Le prisonnier appuya la main sur son cœur, et sourit avec cette calme assurance que personne ne peut éprouver s’il n’est soutenu par cette foi.

— Nous prierons encore, mon fils.

Le carme et Jacopo s’agenouillèrent à côté l’un de l’autre, ce dernier courbant sa tête sur le bloc, tandis que le moine faisait un dernier appel à la merci de la Divinité. Le condamné se releva ; mais le prêtre conserva son attitude suppliante, l’esprit tellement occupé de pieuses pensées que, oubliant ses premiers desseins, il était presque consentant à ce que le prisonnier allât jouir sur-le-champ du bonheur dont il sentait que l’espoir élevait son âme. L’officier des sbires et l’exécuteur s’avancèrent ; le premier toucha l’épaule du père Anselmo, et lui montra du doigt le cadran de l’horloge.
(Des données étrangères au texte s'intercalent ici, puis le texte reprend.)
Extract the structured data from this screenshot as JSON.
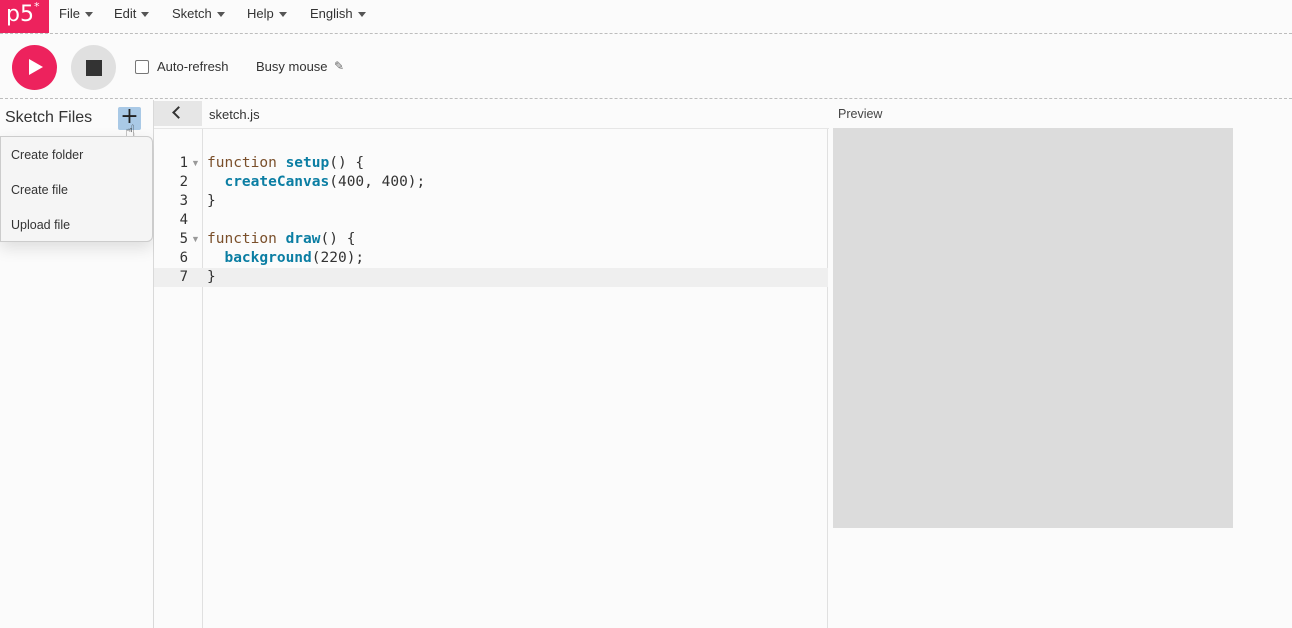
{
  "app": {
    "logo": "p5",
    "logo_mark": "*"
  },
  "menu": {
    "items": [
      {
        "label": "File"
      },
      {
        "label": "Edit"
      },
      {
        "label": "Sketch"
      },
      {
        "label": "Help"
      },
      {
        "label": "English"
      }
    ]
  },
  "toolbar": {
    "auto_refresh_label": "Auto-refresh",
    "auto_refresh_checked": false,
    "sketch_name": "Busy mouse"
  },
  "sidebar": {
    "title": "Sketch Files",
    "add_label": "+",
    "dropdown": [
      {
        "label": "Create folder"
      },
      {
        "label": "Create file"
      },
      {
        "label": "Upload file"
      }
    ]
  },
  "editor": {
    "file_name": "sketch.js",
    "active_line": 7,
    "line_numbers": [
      "1",
      "2",
      "3",
      "4",
      "5",
      "6",
      "7"
    ],
    "lines": [
      {
        "kw": "function",
        "fn": "setup",
        "rest": "() {"
      },
      {
        "kw": "",
        "fn": "createCanvas",
        "rest": "(400, 400);"
      },
      {
        "kw": "",
        "fn": "",
        "rest": "}"
      },
      {
        "kw": "",
        "fn": "",
        "rest": ""
      },
      {
        "kw": "function",
        "fn": "draw",
        "rest": "() {"
      },
      {
        "kw": "",
        "fn": "background",
        "rest": "(220);"
      },
      {
        "kw": "",
        "fn": "",
        "rest": "}"
      }
    ]
  },
  "preview": {
    "label": "Preview",
    "canvas_color": "#dcdcdc"
  },
  "colors": {
    "accent": "#ed225d",
    "hover_button": "#a9c9e6"
  }
}
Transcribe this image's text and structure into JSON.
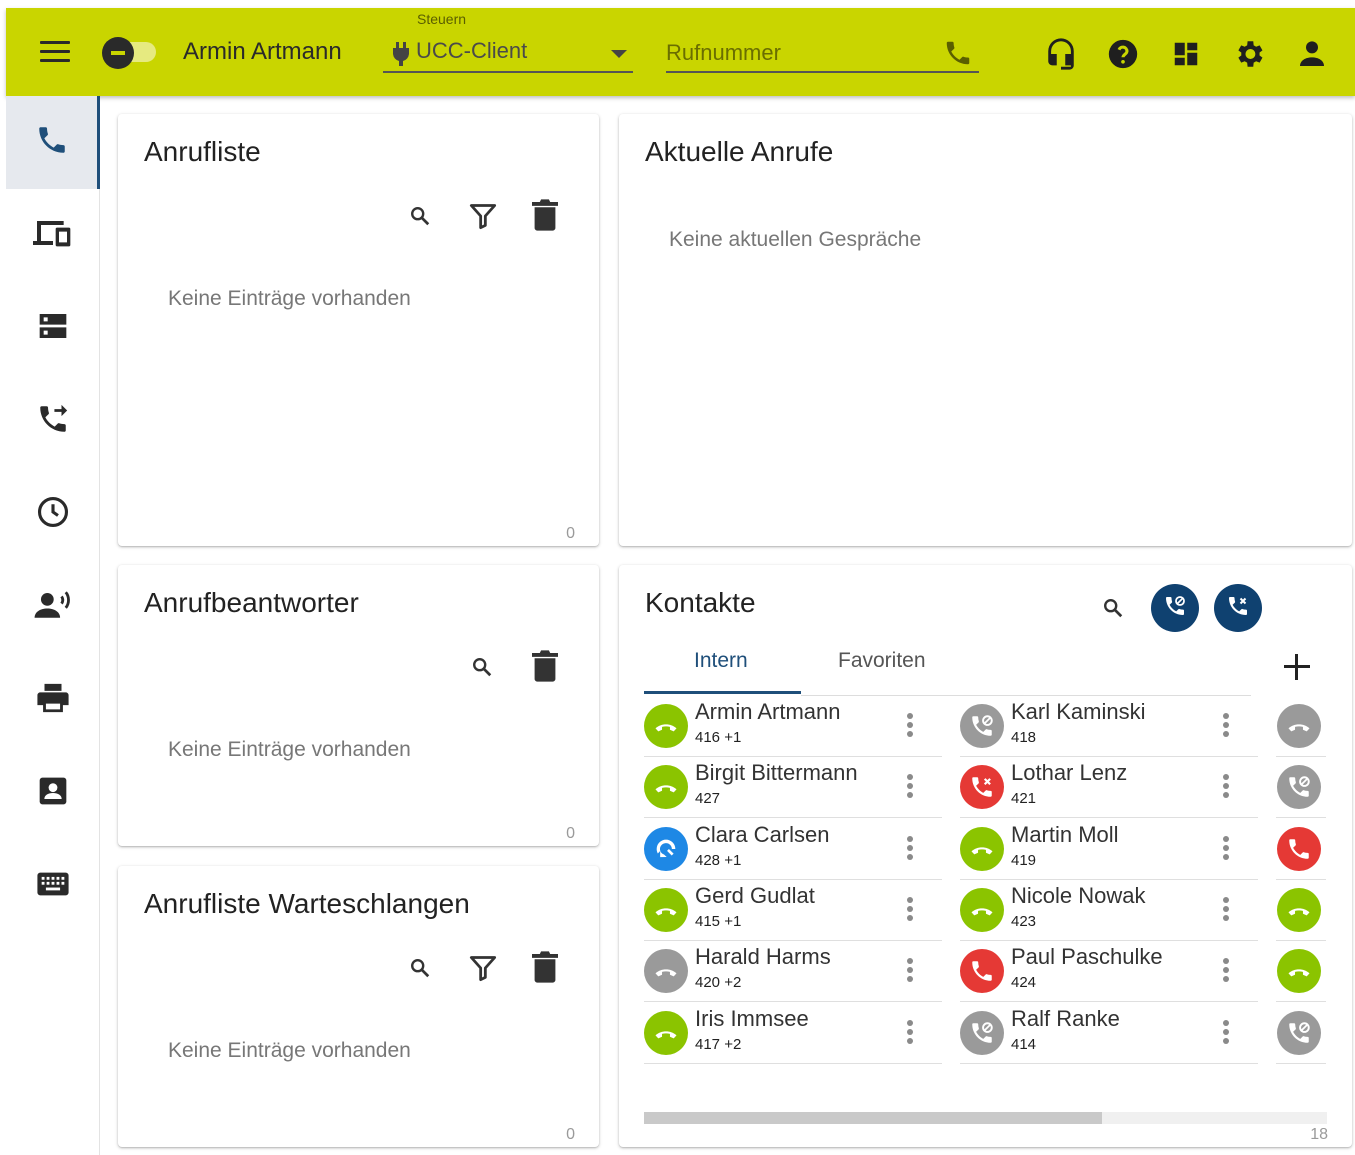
{
  "topbar": {
    "user_name": "Armin Artmann",
    "control_label": "Steuern",
    "control_value": "UCC-Client",
    "phone_placeholder": "Rufnummer",
    "bg_color": "#c9d500",
    "icons": [
      "headset-icon",
      "help-icon",
      "dashboard-icon",
      "settings-icon",
      "account-icon"
    ]
  },
  "sidebar": {
    "items": [
      "phone-icon",
      "devices-icon",
      "server-icon",
      "call-forward-icon",
      "clock-icon",
      "voicemail-icon",
      "printer-icon",
      "contact-card-icon",
      "keyboard-icon"
    ],
    "active_index": 0
  },
  "anrufliste": {
    "title": "Anrufliste",
    "empty": "Keine Einträge vorhanden",
    "count": "0"
  },
  "aktuelle": {
    "title": "Aktuelle Anrufe",
    "empty": "Keine aktuellen Gespräche"
  },
  "anrufbeantworter": {
    "title": "Anrufbeantworter",
    "empty": "Keine Einträge vorhanden",
    "count": "0"
  },
  "warteschlangen": {
    "title": "Anrufliste Warteschlangen",
    "empty": "Keine Einträge vorhanden",
    "count": "0"
  },
  "kontakte": {
    "title": "Kontakte",
    "tabs": [
      "Intern",
      "Favoriten"
    ],
    "active_tab": 0,
    "count": "18",
    "scroll_fraction": 0.67,
    "column1": [
      {
        "name": "Armin Artmann",
        "number": "416 +1",
        "status": "available"
      },
      {
        "name": "Birgit Bittermann",
        "number": "427",
        "status": "available"
      },
      {
        "name": "Clara Carlsen",
        "number": "428 +1",
        "status": "callback"
      },
      {
        "name": "Gerd Gudlat",
        "number": "415 +1",
        "status": "available"
      },
      {
        "name": "Harald Harms",
        "number": "420 +2",
        "status": "offline"
      },
      {
        "name": "Iris Immsee",
        "number": "417 +2",
        "status": "available"
      }
    ],
    "column2": [
      {
        "name": "Karl Kaminski",
        "number": "418",
        "status": "dnd-offline"
      },
      {
        "name": "Lothar Lenz",
        "number": "421",
        "status": "busy-missed"
      },
      {
        "name": "Martin Moll",
        "number": "419",
        "status": "available"
      },
      {
        "name": "Nicole Nowak",
        "number": "423",
        "status": "available"
      },
      {
        "name": "Paul Paschulke",
        "number": "424",
        "status": "busy"
      },
      {
        "name": "Ralf Ranke",
        "number": "414",
        "status": "dnd-offline"
      }
    ],
    "column3": [
      "offline",
      "dnd-offline",
      "busy",
      "available",
      "available",
      "dnd-offline"
    ],
    "status_colors": {
      "available": "#8bc400",
      "offline": "#9a9a9a",
      "dnd-offline": "#9a9a9a",
      "busy": "#e53935",
      "busy-missed": "#e53935",
      "callback": "#1e88e5"
    },
    "accent": "#0f4170"
  }
}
— L’instant approche, lui dit-il à voix basse plutôt par habitude que par ménagement pour le prisonnier.

Le carme se tourna par instinct vers le palais, ne songeant dans l’impulsion du moment qu’à ce qui avait rapport à la justice terrestre. Il vit quelques personnes aux fenêtres, et il s’imagina qu’on allait faire un signal pour arrêter le glaive homicide.